The interest in running roval configurations surprises me but along with NASCAR's other batch of changes within the past week the series and tracks are desperate to increase television ratings and attendance and just like the shuffle of the championship format for the sixth time in 13 years the hope is the changes will finally pay off.
However, the one thing NASCAR and track officials are overlooking is a simple change to a road course isn't the answer. Sonoma and Watkins Glen have quickly become favorites on the NASCAR schedule as the races prove to less predictable and monotonous than the other 34 oval races on the schedule but both those courses are natural-terrain road courses built with undulating curves. Rovals lack the flow of natural-terrain road courses and normally narrower than a typical road course. The flat curves are confined within the inter-perimeter of an oval and prevent cars from building much speed making it more difficult to race on the road course itself.
The only roval that has legs is Daytona and I have been for the July NASCAR Grand National Series race to move from the oval to the infield road course and be a revival of the Paul Revere 250 while the Cup race remains a 400-mile oval race on the Saturday night of Independence Day weekend. However, outside of Daytona most rovals will likely provide dull on-track action. Most of the passing will still likely occur on the oval while the infield portion will be more a detour that doesn't little more than bunch the field up but ultimately leave people asking why waste the time of running the infield portion when all the action still occurs on the banking?
Running on rovals is a half-assed way to get more road course races on the NASCAR Cup schedule and a half-assed way to get a road course into the Chase as has been suggested by the Charlotte test but with NASCAR signing five-year deals with each track prior to the 2016 season adding more natural-terrain road courses to the schedule is impractical. Road America and/or Circuit of the Americas aren't going to buyout contracts from Kansas or Chicagoland to get a Cup race.

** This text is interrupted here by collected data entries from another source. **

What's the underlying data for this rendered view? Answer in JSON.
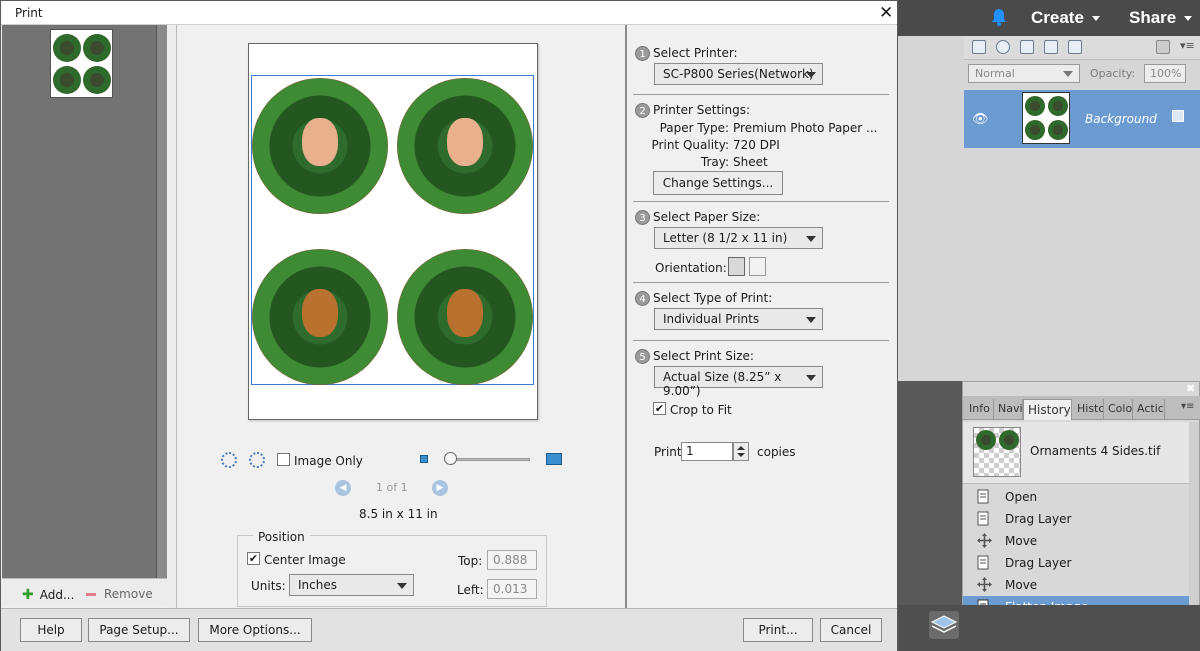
{
  "app": {
    "create_label": "Create",
    "share_label": "Share",
    "layers": {
      "blend_mode": "Normal",
      "opacity_label": "Opacity:",
      "opacity_value": "100%",
      "layer_name": "Background"
    },
    "history": {
      "tabs": [
        "Info",
        "Navi",
        "History",
        "Histo",
        "Colo",
        "Actic"
      ],
      "snapshot_name": "Ornaments 4 Sides.tif",
      "items": [
        "Open",
        "Drag Layer",
        "Move",
        "Drag Layer",
        "Move",
        "Flatten Image"
      ],
      "selected_index": 5
    }
  },
  "dialog": {
    "title": "Print",
    "thumbs": {
      "add_label": "Add...",
      "remove_label": "Remove"
    },
    "preview": {
      "image_only_label": "Image Only",
      "page_counter": "1 of 1",
      "page_size": "8.5 in x 11 in"
    },
    "position": {
      "legend": "Position",
      "center_image_label": "Center Image",
      "center_image_checked": true,
      "units_label": "Units:",
      "units_value": "Inches",
      "top_label": "Top:",
      "top_value": "0.888",
      "left_label": "Left:",
      "left_value": "0.013"
    },
    "settings": {
      "step1": {
        "num": "1",
        "label": "Select Printer:",
        "value": "SC-P800 Series(Network)"
      },
      "step2": {
        "num": "2",
        "label": "Printer Settings:",
        "paper_type_key": "Paper Type:",
        "paper_type_value": "Premium Photo Paper ...",
        "print_quality_key": "Print Quality:",
        "print_quality_value": "720 DPI",
        "tray_key": "Tray:",
        "tray_value": "Sheet",
        "change_button": "Change Settings..."
      },
      "step3": {
        "num": "3",
        "label": "Select Paper Size:",
        "value": "Letter (8 1/2 x 11 in)",
        "orientation_label": "Orientation:"
      },
      "step4": {
        "num": "4",
        "label": "Select Type of Print:",
        "value": "Individual Prints"
      },
      "step5": {
        "num": "5",
        "label": "Select Print Size:",
        "value": "Actual Size (8.25” x 9.00”)"
      },
      "crop_to_fit_label": "Crop to Fit",
      "crop_to_fit_checked": true,
      "print_label": "Print",
      "copies_value": "1",
      "copies_label": "copies"
    },
    "footer": {
      "help": "Help",
      "page_setup": "Page Setup...",
      "more_options": "More Options...",
      "print": "Print...",
      "cancel": "Cancel"
    }
  },
  "colors": {
    "accent_blue": "#6c9bd2",
    "wreath_red": "#c41d1d",
    "guide_blue": "#3a7bd5"
  }
}
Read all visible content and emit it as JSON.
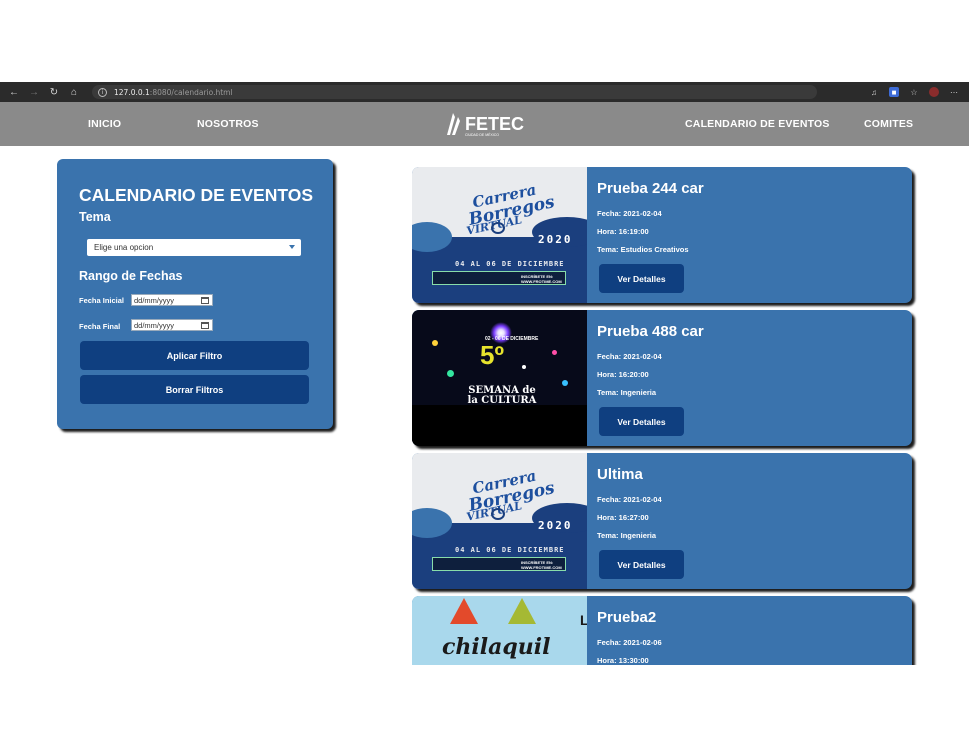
{
  "browser": {
    "url_host": "127.0.0.1",
    "url_path": ":8080/calendario.html"
  },
  "nav": {
    "inicio": "INICIO",
    "nosotros": "NOSOTROS",
    "logo_text": "FETEC",
    "logo_sub": "CIUDAD DE MÉXICO",
    "calendario": "CALENDARIO DE EVENTOS",
    "comites": "COMITES"
  },
  "filters": {
    "title": "CALENDARIO DE EVENTOS",
    "tema_label": "Tema",
    "tema_selected": "Elige una opcion",
    "rango_label": "Rango de Fechas",
    "fecha_inicial_label": "Fecha Inicial",
    "fecha_final_label": "Fecha Final",
    "date_placeholder": "dd/mm/yyyy",
    "apply_label": "Aplicar Filtro",
    "clear_label": "Borrar Filtros"
  },
  "events": [
    {
      "title": "Prueba 244 car",
      "fecha": "Fecha: 2021-02-04",
      "hora": "Hora: 16:19:00",
      "tema": "Tema: Estudios Creativos",
      "button": "Ver Detalles"
    },
    {
      "title": "Prueba 488 car",
      "fecha": "Fecha: 2021-02-04",
      "hora": "Hora: 16:20:00",
      "tema": "Tema: Ingenieria",
      "button": "Ver Detalles"
    },
    {
      "title": "Ultima",
      "fecha": "Fecha: 2021-02-04",
      "hora": "Hora: 16:27:00",
      "tema": "Tema: Ingenieria",
      "button": "Ver Detalles"
    },
    {
      "title": "Prueba2",
      "fecha": "Fecha: 2021-02-06",
      "hora": "Hora: 13:30:00"
    }
  ],
  "posters": {
    "carrera_line1": "Carrera",
    "carrera_line2": "Borregos",
    "carrera_line3": "VIRTUAL",
    "carrera_year": "2020",
    "carrera_date": "04 AL 06 DE DICIEMBRE",
    "carrera_register": "INSCRÍBETE EN: WWW.FROTIME.COM",
    "semana_number": "5º",
    "semana_date": "02 - 06 DE DICIEMBRE",
    "semana_text": "SEMANA de la CULTURA",
    "chila_text": "chilaquil",
    "chila_edge": "L"
  },
  "colors": {
    "nav_bg": "#8a8a8a",
    "panel_bg": "#3a73ad",
    "button_bg": "#0f3f80"
  }
}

Before getting ahead of ourselves over what the future of the NASCAR schedule will look like, let's focus on this year and the possibility of Charlotte running a race on the roval. For the better part of a decade Charlotte has run all its races at night and a roval race would either force the track to add lights around the road course portion of the track, an expense that will probably cost at least million dollars, or a race moving from the night to the day time. The latter proposal seems realistic for the All-Star Race but not the Chase race. While the All-Star Race is the reason for the lore of "One Hot Night" and led to the rush to larger race tracks to install lights it wouldn't be the end of the world for it to occupy a Sunday on a cable sports network. The Chase race has a coveted Saturday night spot in autumn and avoids racing head-to-head with football on a Sunday and even if the race was on the roval I don't think that would make up for the loss of viewers on a Sunday afternoon.

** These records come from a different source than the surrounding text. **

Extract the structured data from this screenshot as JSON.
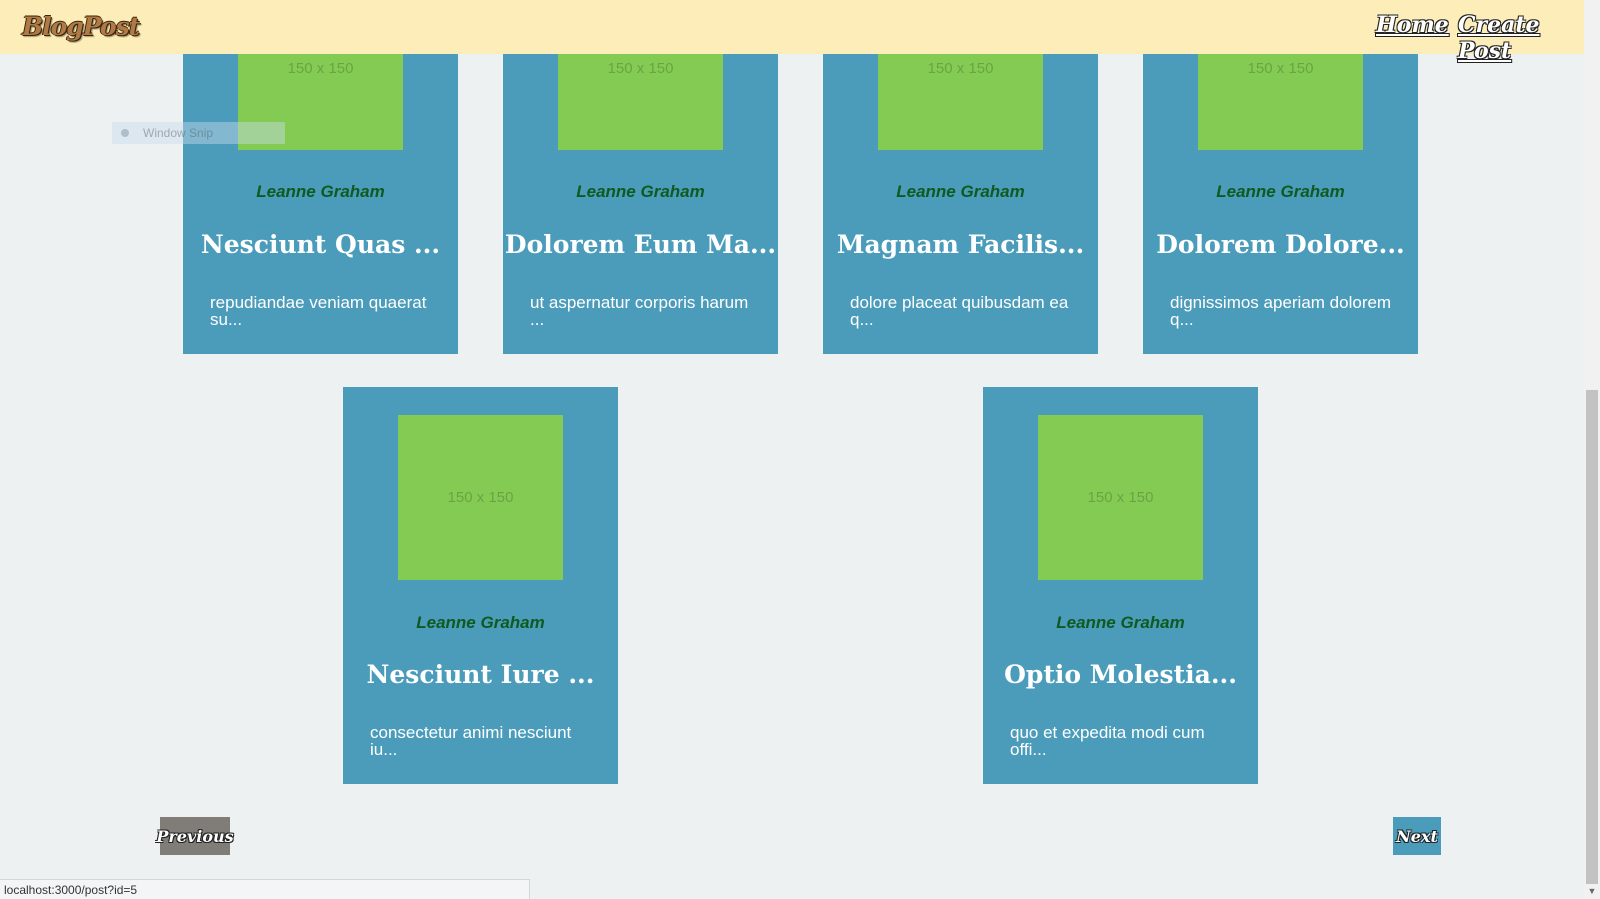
{
  "header": {
    "brand": "BlogPost",
    "nav": {
      "home": "Home",
      "create": "Create Post"
    }
  },
  "overlay": {
    "snip_label": "Window Snip"
  },
  "posts": [
    {
      "image_label": "150 x 150",
      "author": "Leanne Graham",
      "title": "Nesciunt Quas ...",
      "excerpt": "repudiandae veniam quaerat su..."
    },
    {
      "image_label": "150 x 150",
      "author": "Leanne Graham",
      "title": "Dolorem Eum Ma...",
      "excerpt": "ut aspernatur corporis harum ..."
    },
    {
      "image_label": "150 x 150",
      "author": "Leanne Graham",
      "title": "Magnam Facilis...",
      "excerpt": "dolore placeat quibusdam ea q..."
    },
    {
      "image_label": "150 x 150",
      "author": "Leanne Graham",
      "title": "Dolorem Dolore...",
      "excerpt": "dignissimos aperiam dolorem q..."
    },
    {
      "image_label": "150 x 150",
      "author": "Leanne Graham",
      "title": "Nesciunt Iure ...",
      "excerpt": "consectetur animi nesciunt iu..."
    },
    {
      "image_label": "150 x 150",
      "author": "Leanne Graham",
      "title": "Optio Molestia...",
      "excerpt": "quo et expedita modi cum offi..."
    }
  ],
  "pager": {
    "previous": "Previous",
    "next": "Next"
  },
  "status_bar": {
    "url": "localhost:3000/post?id=5"
  }
}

The most likely thing that happens is nothing happens. As much as Allmendinger's outing in January could be an experiment that leads to at least another wrinkle in the All-Star Race or on the other end of the spectrum a monumental shift in the Cup series schedule it could also become a factoid that a shrinking fan base passes down to what will be an even smaller fan base decades down the road.
Winners From the Weekend
You know about what happened in Daytona but did you know...
Marcus Armstrong, Enaam Ahmed and Thomas Randle split the Toyota Racing Series races at Hampton Downs.
Eli Tomac won his first race of the Supercross season in Glendale.
Coming Up This Weekend
The Bathurst 12 Hour
Supercross returns to California and specifically Oakland.
Toyota Racing Series runs its penultimate round at Bruce McLaren Motorsports Park in Taupo.